Saturday, February 14, 2015

The Housing Issue

“People think immigration and the health service are the big issues – but actually, if you want to reduce people's perception of the impact of immigration, you have to deal with housing,” explained David Orr, chief executive of the National Housing Federation (NHF) umbrella group of social housing bodies. “…It's all part of the same narrative. “Britain's small, we're overcrowded, there's no land, we haven't got any space. It's rubbish.”

High housing costs are at the root of just about everything. They swallow up household budgets. A generation ago, the deposit typically required to buy your first home was, in today’s money, about £3,000; now, it’s 10 times that. The average household income among first time buyers today is £34,000. The median household income is only £32,000. In other words, Orr says, “We have precluded more than half the population from becoming new owner occupiers.” One might think that a government would look at this situation and conclude that housing costs were too high. One would be wrong.

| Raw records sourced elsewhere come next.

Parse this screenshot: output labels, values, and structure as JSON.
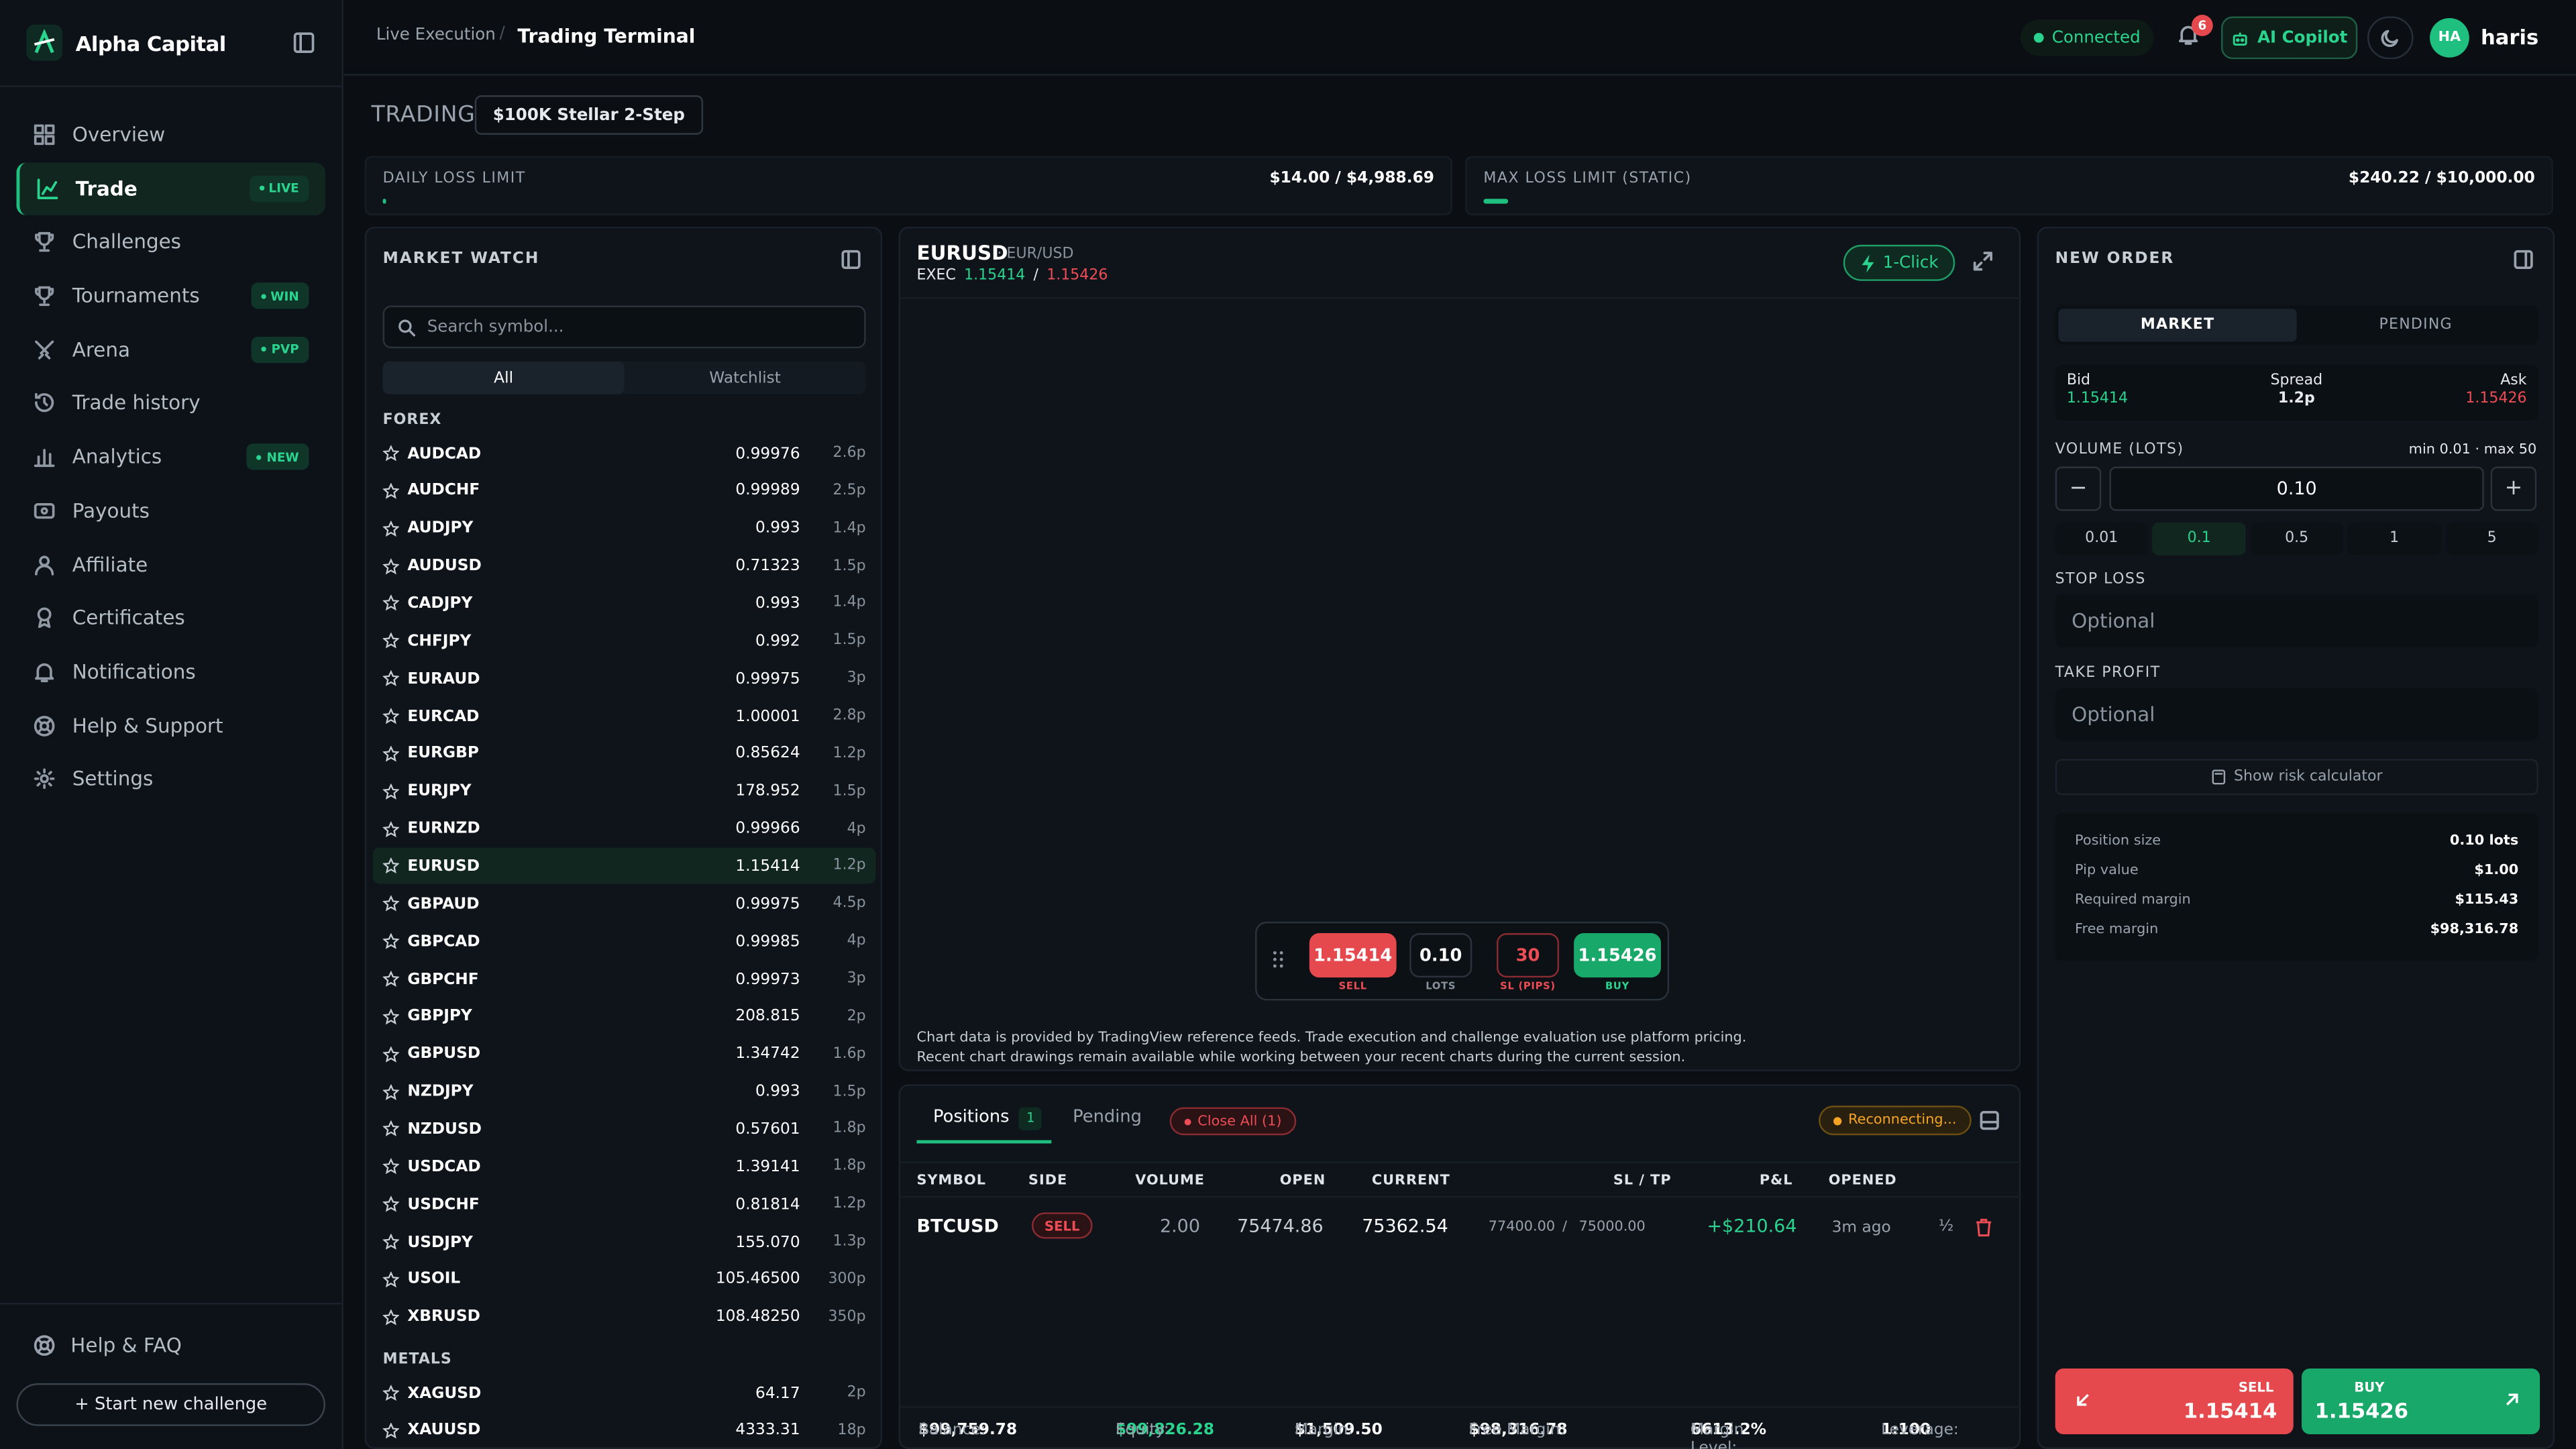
{
  "sidebar": {
    "brand": "Alpha Capital",
    "items": [
      {
        "label": "Overview"
      },
      {
        "label": "Trade",
        "badge": "LIVE"
      },
      {
        "label": "Challenges"
      },
      {
        "label": "Tournaments",
        "badge": "WIN"
      },
      {
        "label": "Arena",
        "badge": "PVP"
      },
      {
        "label": "Trade history"
      },
      {
        "label": "Analytics",
        "badge": "NEW"
      },
      {
        "label": "Payouts"
      },
      {
        "label": "Affiliate"
      },
      {
        "label": "Certificates"
      },
      {
        "label": "Notifications"
      },
      {
        "label": "Help & Support"
      },
      {
        "label": "Settings"
      }
    ],
    "help_faq": "Help & FAQ",
    "start_button": "+ Start new challenge"
  },
  "topbar": {
    "crumb1": "Live Execution",
    "crumb_sep": "/",
    "crumb2": "Trading Terminal",
    "status": "Connected",
    "notif_count": "6",
    "copilot": "AI Copilot",
    "avatar": "HA",
    "user": "haris"
  },
  "trading": {
    "label": "TRADING",
    "account": "$100K Stellar 2-Step",
    "daily_loss": {
      "title": "DAILY LOSS LIMIT",
      "value": "$14.00 / $4,988.69",
      "fraction": 0.003
    },
    "max_loss": {
      "title": "MAX LOSS LIMIT (STATIC)",
      "value": "$240.22 / $10,000.00",
      "fraction": 0.024
    }
  },
  "market_watch": {
    "title": "MARKET WATCH",
    "search_placeholder": "Search symbol...",
    "tabs": [
      "All",
      "Watchlist"
    ],
    "forex_label": "FOREX",
    "metals_label": "METALS",
    "forex": [
      [
        "AUDCAD",
        "0.99976",
        "2.6p"
      ],
      [
        "AUDCHF",
        "0.99989",
        "2.5p"
      ],
      [
        "AUDJPY",
        "0.993",
        "1.4p"
      ],
      [
        "AUDUSD",
        "0.71323",
        "1.5p"
      ],
      [
        "CADJPY",
        "0.993",
        "1.4p"
      ],
      [
        "CHFJPY",
        "0.992",
        "1.5p"
      ],
      [
        "EURAUD",
        "0.99975",
        "3p"
      ],
      [
        "EURCAD",
        "1.00001",
        "2.8p"
      ],
      [
        "EURGBP",
        "0.85624",
        "1.2p"
      ],
      [
        "EURJPY",
        "178.952",
        "1.5p"
      ],
      [
        "EURNZD",
        "0.99966",
        "4p"
      ],
      [
        "EURUSD",
        "1.15414",
        "1.2p"
      ],
      [
        "GBPAUD",
        "0.99975",
        "4.5p"
      ],
      [
        "GBPCAD",
        "0.99985",
        "4p"
      ],
      [
        "GBPCHF",
        "0.99973",
        "3p"
      ],
      [
        "GBPJPY",
        "208.815",
        "2p"
      ],
      [
        "GBPUSD",
        "1.34742",
        "1.6p"
      ],
      [
        "NZDJPY",
        "0.993",
        "1.5p"
      ],
      [
        "NZDUSD",
        "0.57601",
        "1.8p"
      ],
      [
        "USDCAD",
        "1.39141",
        "1.8p"
      ],
      [
        "USDCHF",
        "0.81814",
        "1.2p"
      ],
      [
        "USDJPY",
        "155.070",
        "1.3p"
      ],
      [
        "USOIL",
        "105.46500",
        "300p"
      ],
      [
        "XBRUSD",
        "108.48250",
        "350p"
      ]
    ],
    "metals": [
      [
        "XAGUSD",
        "64.17",
        "2p"
      ],
      [
        "XAUUSD",
        "4333.31",
        "18p"
      ]
    ]
  },
  "chart": {
    "symbol": "EURUSD",
    "subtitle": "· EUR/USD",
    "exec_label": "EXEC",
    "exec_bid": "1.15414",
    "exec_sep": "/",
    "exec_ask": "1.15426",
    "one_click": "1-Click",
    "bar": {
      "sell": "1.15414",
      "sell_cap": "SELL",
      "lots": "0.10",
      "lots_cap": "LOTS",
      "sl": "30",
      "sl_cap": "SL (PIPS)",
      "buy": "1.15426",
      "buy_cap": "BUY"
    },
    "note1": "Chart data is provided by TradingView reference feeds. Trade execution and challenge evaluation use platform pricing.",
    "note2": "Recent chart drawings remain available while working between your recent charts during the current session."
  },
  "positions": {
    "tab_positions": "Positions",
    "count": "1",
    "tab_pending": "Pending",
    "close_all": "Close All (1)",
    "reconnecting": "Reconnecting...",
    "headers": [
      "SYMBOL",
      "SIDE",
      "VOLUME",
      "OPEN",
      "CURRENT",
      "SL / TP",
      "P&L",
      "OPENED"
    ],
    "row": {
      "symbol": "BTCUSD",
      "side": "SELL",
      "volume": "2.00",
      "open": "75474.86",
      "current": "75362.54",
      "sl": "77400.00",
      "sltp_sep": "/",
      "tp": "75000.00",
      "pnl": "+$210.64",
      "opened": "3m ago",
      "half": "½"
    },
    "footer": {
      "balance_label": "Balance:",
      "balance": "$99,759.78",
      "equity_label": "Equity:",
      "equity": "$99,826.28",
      "margin_label": "Margin:",
      "margin": "$1,509.50",
      "free_label": "Free Margin:",
      "free": "$98,316.78",
      "level_label": "Margin Level:",
      "level": "6613.2%",
      "lev_label": "Leverage:",
      "leverage": "1:100"
    }
  },
  "order": {
    "title": "NEW ORDER",
    "tabs": [
      "MARKET",
      "PENDING"
    ],
    "bid_label": "Bid",
    "bid": "1.15414",
    "spread_label": "Spread",
    "spread": "1.2p",
    "ask_label": "Ask",
    "ask": "1.15426",
    "volume_label": "VOLUME (LOTS)",
    "volume_limits": "min 0.01 · max 50",
    "volume": "0.10",
    "minus": "−",
    "plus": "+",
    "presets": [
      "0.01",
      "0.1",
      "0.5",
      "1",
      "5"
    ],
    "stop_loss_label": "STOP LOSS",
    "take_profit_label": "TAKE PROFIT",
    "optional": "Optional",
    "risk_calc": "Show risk calculator",
    "summary": [
      [
        "Position size",
        "0.10 lots"
      ],
      [
        "Pip value",
        "$1.00"
      ],
      [
        "Required margin",
        "$115.43"
      ],
      [
        "Free margin",
        "$98,316.78"
      ]
    ],
    "sell": {
      "label": "SELL",
      "price": "1.15414"
    },
    "buy": {
      "label": "BUY",
      "price": "1.15426"
    }
  },
  "colors": {
    "accent": "#1fbf7f",
    "sell": "#e5484d",
    "buy": "#17a86a",
    "background": "#0b0f14"
  }
}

Instead, all talk is of clamping down on an over-generous benefits system.

Fewer owners means more renters, and in booming cities like London, rents, too, are through the roof. Salaries, unfortunately, aren’t. “The government quite often says that housing benefit is out of control, and they're right. It is. The public narrative is that it’s out of control because of scroungers and feckless people screwing the state.” Actually, though, the amount of housing benefit being paid to people who are unemployed has remained pretty much constant over the last five years. The real increase has been in benefits for people who are in work. “There are people who are on above median incomes who are eligible for housing benefit. We've created an environment where work doesn't actually take you out of poverty.”

Most authorities think we need at least 250,000 new homes a year to keep up with demographic change. 
“It’s no good expecting the industry to step up, Orr argues: the major developers consistently say they're most comfortable building around 130-140,000 a year. “It doesn't matter how many kicks up the backside they get, their economic success is predicated on collectively building that many houses. So if you want to get to 250,000, don't ask them.” 

Orr also pointed out. “There is no shortage of land. None, zero, anywhere. There is a significant problem of rationing of land – through the planning system, the green belt, NIMBYism and so on – but that's all just noise. There is more land in Surrey set aside for golf courses than there is for human population. We don't have a shortage of land at all.”